In January 2008 the nightclub owner Fabio Carlino was sentenced to four and a half years in prison for supplying Pantani with the drugs that killed him, but the court today ruled that the media reaction around the death caused the original judge to place too much importance on Carlino’s role

The Supreme Court cleared him today. “The facts did not constitute a crime,” stated the Italian news agency ANSA, presumably referring to Pantani’s own decision to purchase and consume the drug.
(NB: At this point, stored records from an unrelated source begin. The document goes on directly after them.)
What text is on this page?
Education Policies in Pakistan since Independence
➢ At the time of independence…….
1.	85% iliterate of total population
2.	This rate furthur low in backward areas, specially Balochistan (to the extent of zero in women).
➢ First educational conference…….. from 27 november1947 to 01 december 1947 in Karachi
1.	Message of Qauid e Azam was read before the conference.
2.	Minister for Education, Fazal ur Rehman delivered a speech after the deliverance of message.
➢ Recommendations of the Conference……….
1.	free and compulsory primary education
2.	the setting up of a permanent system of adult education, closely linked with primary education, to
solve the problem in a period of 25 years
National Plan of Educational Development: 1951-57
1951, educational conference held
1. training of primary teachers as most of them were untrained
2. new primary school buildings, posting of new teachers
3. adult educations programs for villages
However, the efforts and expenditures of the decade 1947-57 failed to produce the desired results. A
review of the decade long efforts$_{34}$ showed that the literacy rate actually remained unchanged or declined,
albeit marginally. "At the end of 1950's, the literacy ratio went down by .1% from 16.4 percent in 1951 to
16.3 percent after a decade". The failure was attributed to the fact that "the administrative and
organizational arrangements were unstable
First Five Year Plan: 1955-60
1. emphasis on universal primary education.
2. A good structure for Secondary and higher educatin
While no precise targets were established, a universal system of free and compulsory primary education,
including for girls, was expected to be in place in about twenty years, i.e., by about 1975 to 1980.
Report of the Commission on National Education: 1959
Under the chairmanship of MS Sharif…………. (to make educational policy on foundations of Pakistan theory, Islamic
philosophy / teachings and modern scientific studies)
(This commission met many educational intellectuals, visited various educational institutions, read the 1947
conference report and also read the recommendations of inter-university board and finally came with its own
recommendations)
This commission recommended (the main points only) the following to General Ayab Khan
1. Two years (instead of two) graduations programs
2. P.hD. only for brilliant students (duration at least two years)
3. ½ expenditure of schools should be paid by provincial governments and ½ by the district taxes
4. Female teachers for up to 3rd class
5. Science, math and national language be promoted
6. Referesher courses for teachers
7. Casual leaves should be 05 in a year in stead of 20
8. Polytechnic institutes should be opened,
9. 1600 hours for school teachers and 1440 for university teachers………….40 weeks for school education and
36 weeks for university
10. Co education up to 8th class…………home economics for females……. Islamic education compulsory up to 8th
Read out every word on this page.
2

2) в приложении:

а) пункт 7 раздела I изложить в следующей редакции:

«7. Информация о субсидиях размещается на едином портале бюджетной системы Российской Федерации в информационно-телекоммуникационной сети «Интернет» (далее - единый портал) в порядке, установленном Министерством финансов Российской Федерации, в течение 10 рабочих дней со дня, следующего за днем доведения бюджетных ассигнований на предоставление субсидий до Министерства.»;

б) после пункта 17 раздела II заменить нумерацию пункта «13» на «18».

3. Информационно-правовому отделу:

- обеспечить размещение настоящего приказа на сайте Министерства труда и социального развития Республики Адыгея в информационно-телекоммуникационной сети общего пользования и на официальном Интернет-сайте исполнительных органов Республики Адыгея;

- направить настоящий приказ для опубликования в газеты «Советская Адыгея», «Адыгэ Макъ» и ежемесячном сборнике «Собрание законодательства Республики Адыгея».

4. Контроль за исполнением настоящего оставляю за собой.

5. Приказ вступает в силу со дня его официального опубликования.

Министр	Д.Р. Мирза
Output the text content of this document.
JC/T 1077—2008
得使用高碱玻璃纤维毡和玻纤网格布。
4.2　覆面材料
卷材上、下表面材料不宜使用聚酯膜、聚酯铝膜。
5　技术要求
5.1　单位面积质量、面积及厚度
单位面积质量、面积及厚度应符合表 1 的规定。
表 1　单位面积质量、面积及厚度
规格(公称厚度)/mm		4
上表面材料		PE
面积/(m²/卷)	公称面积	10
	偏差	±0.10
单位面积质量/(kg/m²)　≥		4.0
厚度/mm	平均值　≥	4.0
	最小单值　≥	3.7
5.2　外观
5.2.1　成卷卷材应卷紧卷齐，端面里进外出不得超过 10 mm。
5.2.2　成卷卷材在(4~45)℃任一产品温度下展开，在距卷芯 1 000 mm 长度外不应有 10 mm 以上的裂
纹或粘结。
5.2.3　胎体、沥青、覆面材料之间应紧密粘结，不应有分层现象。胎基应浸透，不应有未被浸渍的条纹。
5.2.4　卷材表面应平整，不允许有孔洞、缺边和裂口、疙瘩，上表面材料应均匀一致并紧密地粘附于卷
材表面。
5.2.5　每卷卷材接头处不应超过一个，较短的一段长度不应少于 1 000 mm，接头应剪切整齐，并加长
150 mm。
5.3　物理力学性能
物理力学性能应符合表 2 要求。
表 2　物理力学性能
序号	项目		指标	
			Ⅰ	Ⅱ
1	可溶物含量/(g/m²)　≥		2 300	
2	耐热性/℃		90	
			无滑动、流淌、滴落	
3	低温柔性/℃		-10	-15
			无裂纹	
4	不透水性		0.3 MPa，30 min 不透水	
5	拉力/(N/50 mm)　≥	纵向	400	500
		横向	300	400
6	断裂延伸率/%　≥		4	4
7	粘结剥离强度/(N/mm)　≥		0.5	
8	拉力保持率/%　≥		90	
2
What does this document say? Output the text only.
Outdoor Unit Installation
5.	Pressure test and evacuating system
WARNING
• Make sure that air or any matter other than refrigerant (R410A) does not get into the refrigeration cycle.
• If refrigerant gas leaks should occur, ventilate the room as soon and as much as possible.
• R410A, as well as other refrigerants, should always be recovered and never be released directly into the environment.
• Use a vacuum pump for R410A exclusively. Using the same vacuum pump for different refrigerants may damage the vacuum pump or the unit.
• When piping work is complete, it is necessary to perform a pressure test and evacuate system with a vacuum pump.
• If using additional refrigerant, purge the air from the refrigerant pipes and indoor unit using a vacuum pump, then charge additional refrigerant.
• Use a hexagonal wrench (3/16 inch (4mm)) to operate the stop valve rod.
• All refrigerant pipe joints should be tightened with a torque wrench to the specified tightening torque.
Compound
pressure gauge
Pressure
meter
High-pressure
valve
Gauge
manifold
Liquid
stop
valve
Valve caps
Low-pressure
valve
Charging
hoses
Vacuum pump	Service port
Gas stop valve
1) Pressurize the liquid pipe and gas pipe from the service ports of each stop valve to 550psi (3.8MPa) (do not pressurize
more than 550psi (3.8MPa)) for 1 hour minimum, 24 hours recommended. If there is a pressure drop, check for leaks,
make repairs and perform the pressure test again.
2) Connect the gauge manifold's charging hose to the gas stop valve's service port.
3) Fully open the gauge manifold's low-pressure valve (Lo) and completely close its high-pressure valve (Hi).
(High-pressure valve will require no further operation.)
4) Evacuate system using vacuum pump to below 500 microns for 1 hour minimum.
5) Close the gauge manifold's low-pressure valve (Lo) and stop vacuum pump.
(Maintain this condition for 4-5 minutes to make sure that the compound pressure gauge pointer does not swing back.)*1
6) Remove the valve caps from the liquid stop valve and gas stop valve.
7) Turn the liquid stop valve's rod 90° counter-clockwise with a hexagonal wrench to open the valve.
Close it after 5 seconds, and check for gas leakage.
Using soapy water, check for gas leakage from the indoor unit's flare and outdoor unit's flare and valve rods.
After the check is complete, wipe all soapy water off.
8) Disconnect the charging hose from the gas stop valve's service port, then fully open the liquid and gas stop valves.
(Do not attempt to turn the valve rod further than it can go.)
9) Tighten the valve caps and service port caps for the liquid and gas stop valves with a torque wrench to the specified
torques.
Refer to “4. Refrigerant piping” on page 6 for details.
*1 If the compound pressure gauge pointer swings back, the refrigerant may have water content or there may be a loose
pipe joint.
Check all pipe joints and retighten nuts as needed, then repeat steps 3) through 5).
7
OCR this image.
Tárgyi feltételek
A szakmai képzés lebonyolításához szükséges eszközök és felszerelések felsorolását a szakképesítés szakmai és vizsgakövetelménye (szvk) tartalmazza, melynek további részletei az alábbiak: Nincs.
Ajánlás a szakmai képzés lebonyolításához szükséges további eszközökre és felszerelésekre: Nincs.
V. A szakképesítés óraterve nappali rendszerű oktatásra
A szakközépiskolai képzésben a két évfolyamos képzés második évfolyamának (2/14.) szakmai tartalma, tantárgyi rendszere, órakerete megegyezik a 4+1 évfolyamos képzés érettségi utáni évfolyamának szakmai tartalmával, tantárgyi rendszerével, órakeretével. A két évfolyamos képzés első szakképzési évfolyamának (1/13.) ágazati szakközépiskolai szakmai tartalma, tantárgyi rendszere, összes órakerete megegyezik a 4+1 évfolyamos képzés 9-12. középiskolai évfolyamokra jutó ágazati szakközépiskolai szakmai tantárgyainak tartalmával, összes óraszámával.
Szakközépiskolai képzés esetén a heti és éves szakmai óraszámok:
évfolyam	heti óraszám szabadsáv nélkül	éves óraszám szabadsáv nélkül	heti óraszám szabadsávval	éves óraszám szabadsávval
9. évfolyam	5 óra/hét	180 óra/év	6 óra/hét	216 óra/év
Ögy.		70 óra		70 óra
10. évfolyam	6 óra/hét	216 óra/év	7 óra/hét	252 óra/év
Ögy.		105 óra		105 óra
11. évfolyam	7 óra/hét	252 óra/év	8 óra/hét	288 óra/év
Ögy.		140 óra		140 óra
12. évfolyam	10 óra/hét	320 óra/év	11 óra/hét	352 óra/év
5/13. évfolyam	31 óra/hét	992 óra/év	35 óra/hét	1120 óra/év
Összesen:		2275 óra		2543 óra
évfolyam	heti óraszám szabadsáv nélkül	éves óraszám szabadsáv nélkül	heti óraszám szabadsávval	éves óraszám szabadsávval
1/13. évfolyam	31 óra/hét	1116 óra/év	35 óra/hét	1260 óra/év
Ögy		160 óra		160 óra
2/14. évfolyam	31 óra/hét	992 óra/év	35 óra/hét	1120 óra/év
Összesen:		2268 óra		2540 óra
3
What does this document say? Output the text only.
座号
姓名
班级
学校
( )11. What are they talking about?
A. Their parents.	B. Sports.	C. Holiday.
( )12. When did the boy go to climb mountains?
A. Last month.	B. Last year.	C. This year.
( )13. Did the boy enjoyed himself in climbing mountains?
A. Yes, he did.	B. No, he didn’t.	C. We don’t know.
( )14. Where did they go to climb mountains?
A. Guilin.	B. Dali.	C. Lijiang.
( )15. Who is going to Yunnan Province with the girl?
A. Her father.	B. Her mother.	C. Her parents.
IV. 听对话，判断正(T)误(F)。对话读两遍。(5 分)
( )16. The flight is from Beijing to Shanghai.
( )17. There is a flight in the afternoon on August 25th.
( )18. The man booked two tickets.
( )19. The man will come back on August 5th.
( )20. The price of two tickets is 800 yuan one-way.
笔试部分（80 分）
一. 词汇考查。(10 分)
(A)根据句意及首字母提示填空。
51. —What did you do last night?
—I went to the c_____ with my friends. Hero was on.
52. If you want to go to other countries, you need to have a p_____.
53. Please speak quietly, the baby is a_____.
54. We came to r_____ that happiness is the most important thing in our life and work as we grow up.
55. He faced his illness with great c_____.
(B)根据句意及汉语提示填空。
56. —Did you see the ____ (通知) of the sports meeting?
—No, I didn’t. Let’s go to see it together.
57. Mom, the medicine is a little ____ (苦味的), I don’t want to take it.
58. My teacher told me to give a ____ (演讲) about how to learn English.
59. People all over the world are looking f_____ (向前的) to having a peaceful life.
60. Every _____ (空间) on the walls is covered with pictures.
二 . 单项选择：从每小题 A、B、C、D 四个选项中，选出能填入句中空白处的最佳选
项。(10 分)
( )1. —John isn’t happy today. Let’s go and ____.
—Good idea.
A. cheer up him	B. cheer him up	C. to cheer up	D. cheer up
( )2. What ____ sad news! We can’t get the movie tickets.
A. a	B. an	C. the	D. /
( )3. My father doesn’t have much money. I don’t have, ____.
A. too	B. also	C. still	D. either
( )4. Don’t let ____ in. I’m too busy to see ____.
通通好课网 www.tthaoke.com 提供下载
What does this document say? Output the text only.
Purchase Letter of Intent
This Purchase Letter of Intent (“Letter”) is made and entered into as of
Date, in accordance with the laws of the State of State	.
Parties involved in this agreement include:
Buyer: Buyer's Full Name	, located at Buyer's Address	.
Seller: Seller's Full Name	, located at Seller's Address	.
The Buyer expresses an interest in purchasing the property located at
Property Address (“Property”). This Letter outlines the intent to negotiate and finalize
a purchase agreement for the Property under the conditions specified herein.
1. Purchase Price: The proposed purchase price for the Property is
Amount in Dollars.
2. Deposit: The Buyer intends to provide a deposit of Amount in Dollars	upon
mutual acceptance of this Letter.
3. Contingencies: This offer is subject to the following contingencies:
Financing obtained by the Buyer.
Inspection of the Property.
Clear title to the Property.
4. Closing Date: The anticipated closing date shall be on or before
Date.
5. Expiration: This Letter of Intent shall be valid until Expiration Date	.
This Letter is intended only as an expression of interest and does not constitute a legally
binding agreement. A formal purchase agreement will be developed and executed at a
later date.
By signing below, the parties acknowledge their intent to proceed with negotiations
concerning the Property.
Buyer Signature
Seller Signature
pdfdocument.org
After performing strongly in previous seasons, the Italian climber was firmly atop of the sport in 1998, taking the Giro d’Italia-Tour de France double and ending the year as the top stage race rider and climber in the sport. He appeared even more dominant during the 1999 Giro d’Italia, leading the race and winning several stages, but then was clocked with a hematocrit exceeding the UCI’s limit of 50%.

He was ejected from the Giro and while the rules stated he was eligible to return after two weeks, he refused to race that year’s Tour, which was won by Lance Armstrong. Pantani returned to the French event in 2000, taking the stages to Ventoux and Courchevel, but then fell into a pattern of cocaine use which caused his career, and eventually his life, to unravel.

“First they destroyed Marco, and now they want to destroy us,” his father Paolo today. “It is evident that there is something unclear in this tragedy. Some things should not happen. Everyone knows the facts as they happened, everyone knows who is responsible for the death of our son, but we cannot get justice.

“In Italy many things do not work, and among these there is also our case. However I hang on, there's Marco to help us, and he gives us strength from above.”